Archäologie:Maya gegen Teotihuacán: Kampf der Kulturen

Lesezeit: 11 min

Im Dschungel Guatemalas liegen die Ruinen von Tikal, eine der wichtigsten Maya-Städte. (Foto: imago/blickwinkel)

Archäologen entschlüsseln eine rätselhafte Zeit der mittelamerikanischen Hochkulturen: Vor rund 1600 Jahren kam ein fremder Kriegsherr in die Maya-Metropole Tikal. Handelte es sich um eine Eroberung - oder den Einsatz von "Soft Power"?

Von Lizzie Wade

Am 16. Januar 378 westlicher Zeitrechung kam ein Fremder in Tikal an, in der großen Maya-Stadt im Norden Guatemalas. Sein Name war Sihyaj K'ahk', was so viel heißt wie: "Feuer ist geboren". Wahrscheinlich war er ein mächtiger Kriegsherr. Viele Archäologen vermuten, dass er aus Teotihuacán stammte, einer Metropole mit seinerzeit 100 000 Einwohnern, etwa 1000 Kilometer nordwestlich von Tikal gelegen, in der Nähe des heutigen Mexiko-Stadt. Und wahrscheinlich führte er eine Armee an.

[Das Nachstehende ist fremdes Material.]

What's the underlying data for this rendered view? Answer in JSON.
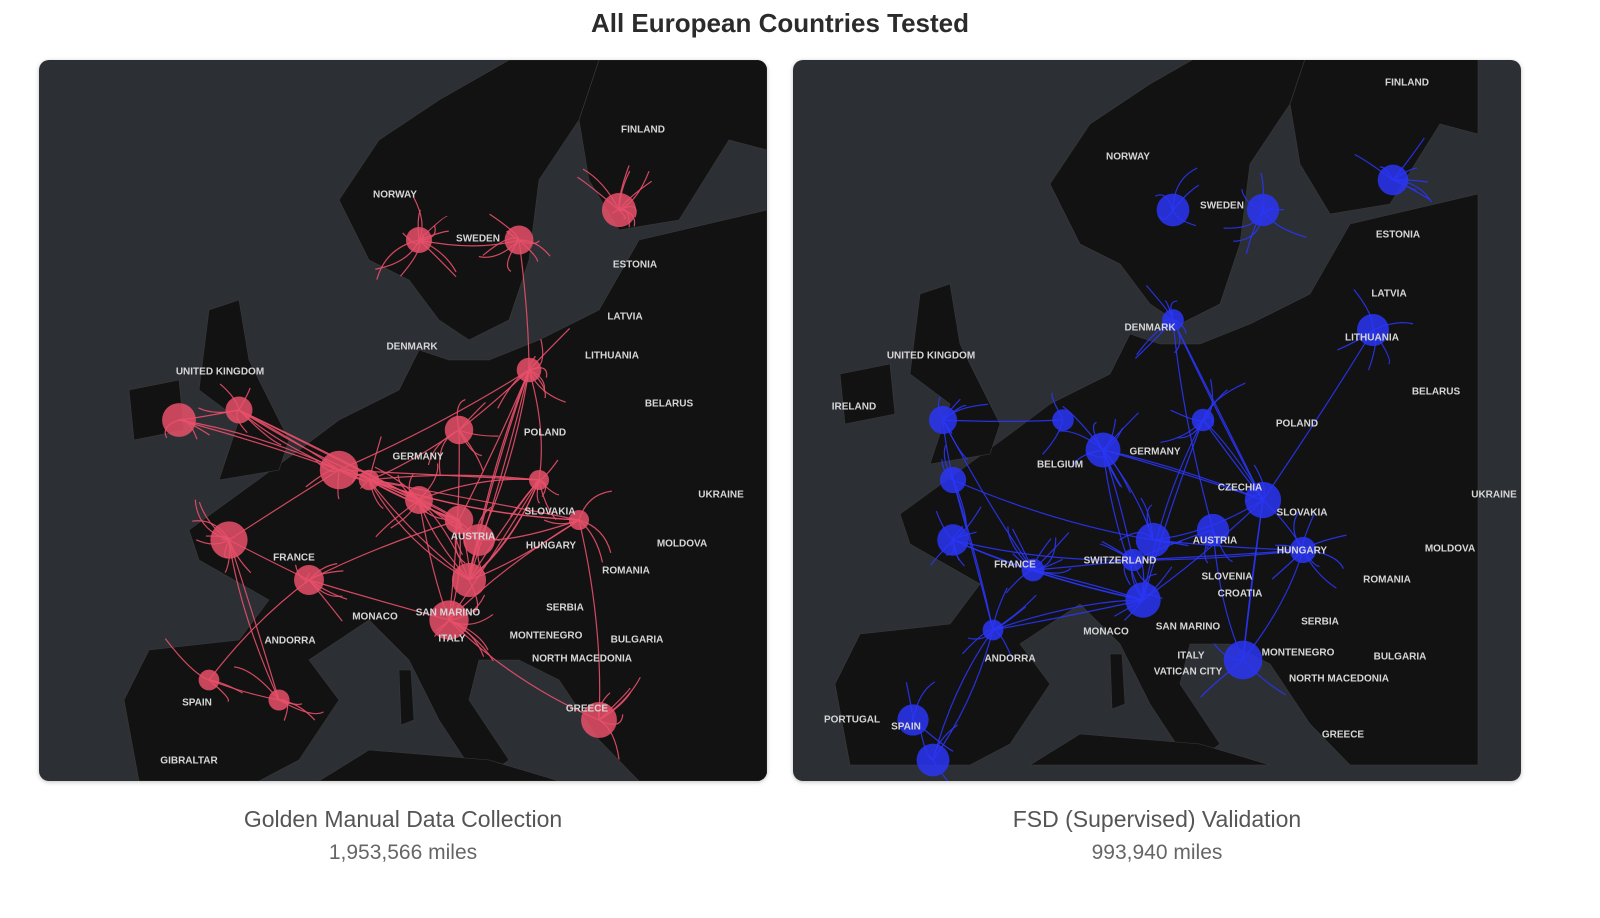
{
  "title": "All European Countries Tested",
  "panels": [
    {
      "caption": "Golden Manual Data Collection",
      "total": "1,953,566 miles",
      "route_color": "#e8506a",
      "labels": [
        "FINLAND",
        "NORWAY",
        "SWEDEN",
        "ESTONIA",
        "LATVIA",
        "DENMARK",
        "LITHUANIA",
        "UNITED KINGDOM",
        "BELARUS",
        "GERMANY",
        "POLAND",
        "UKRAINE",
        "SLOVAKIA",
        "AUSTRIA",
        "HUNGARY",
        "MOLDOVA",
        "FRANCE",
        "ROMANIA",
        "MONACO",
        "SAN MARINO",
        "SERBIA",
        "ANDORRA",
        "ITALY",
        "MONTENEGRO",
        "BULGARIA",
        "NORTH MACEDONIA",
        "GREECE",
        "SPAIN",
        "GIBRALTAR"
      ]
    },
    {
      "caption": "FSD (Supervised) Validation",
      "total": "993,940 miles",
      "route_color": "#2a35f5",
      "labels": [
        "FINLAND",
        "NORWAY",
        "SWEDEN",
        "ESTONIA",
        "LATVIA",
        "DENMARK",
        "LITHUANIA",
        "UNITED KINGDOM",
        "IRELAND",
        "BELARUS",
        "POLAND",
        "GERMANY",
        "BELGIUM",
        "CZECHIA",
        "UKRAINE",
        "SLOVAKIA",
        "AUSTRIA",
        "HUNGARY",
        "MOLDOVA",
        "FRANCE",
        "SWITZERLAND",
        "SLOVENIA",
        "ROMANIA",
        "CROATIA",
        "SERBIA",
        "SAN MARINO",
        "MONACO",
        "ANDORRA",
        "MONTENEGRO",
        "BULGARIA",
        "ITALY",
        "VATICAN CITY",
        "NORTH MACEDONIA",
        "PORTUGAL",
        "SPAIN",
        "GREECE"
      ]
    }
  ]
}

Die steinernen Maya-Stelen, die Sihyaj K'ahk's Ankunft dokumentieren, berichten nichts darüber, warum er kam oder wie er von Chak Tok Ich'aak - Jaguartatze -, dem langjährigen König von Tikal, empfangen wurde. Aber der Tag, an dem Sihyaj K'ahk' in die Stadt marschierte, war der Tag, an dem Jaguartatze starb.

Die Gravuren deuten nach Ansicht einiger Forscher darauf hin, dass Sihyaj K'ahk' von einem ausländischen Herrscher namens Speerwerfer-Eule geschickt worden war, zumal zwei Jahre später dessen junger Sohn zum neuen König von Tikal gekrönt wurde. Auf den Porträts, die dort in die steinernen Monumente gemeißelt sind, hält der neue König Yax Nuun Ayiin einen Atlatl, eine Speerschleuder, wie sie von den Kriegern in Teotihuacán benutzt wurde. Außerdem trägt er einen mit Quasten geschmückten Kopfschmuck in dem damals dort üblichen Stil. Einige Bilder von ihm und seinem Vater auf Denkmälern in Tikal sind im flachen, geometrischen Stil der Teotihuacán-Kunst geschnitzt, der sich deutlich von den naturalistischen Porträts der Maya unterscheidet.

Darstellung eines Kopfes aus Teotihuacán. Auch die Maya bewunderten die dortige Kunst. (Foto: Peter Horree/mauritius images)

Archäologen kennen diese Geschichte seit Jahrzehnten. Doch neue Funde haben das Interesse an der Beziehung zwischen Teotihuacán und Tikal neu geweckt. Sie deuten darauf hin, dass die Abläufe komplexer waren als bislang gedacht.

So zweifeln manche Forscher mittlerweile daran, dass Teotihuacán damals Tikal vollständig unterworfen hat - auch wenn es in den Schriften und der Kunst der Maya so dargestellt wird. Vielleicht waren die Ereignisse von 378 n. Chr. nur eine Palastintrige. Sihyaj K'ahk' und seine Armee könnten lokale Maya-Usurpatoren gewesen sein, die sich die Symbolik des fernen Teotihuacán nur aus Propagandagründen angeeignet hatten. "Wir haben erstaunliche neue Funde, die ein deutlicheres Bild zeichnen, wo wir früher nur über Skizzen verfügten", sagt Stephen Houston, Archäologe an der Brown University.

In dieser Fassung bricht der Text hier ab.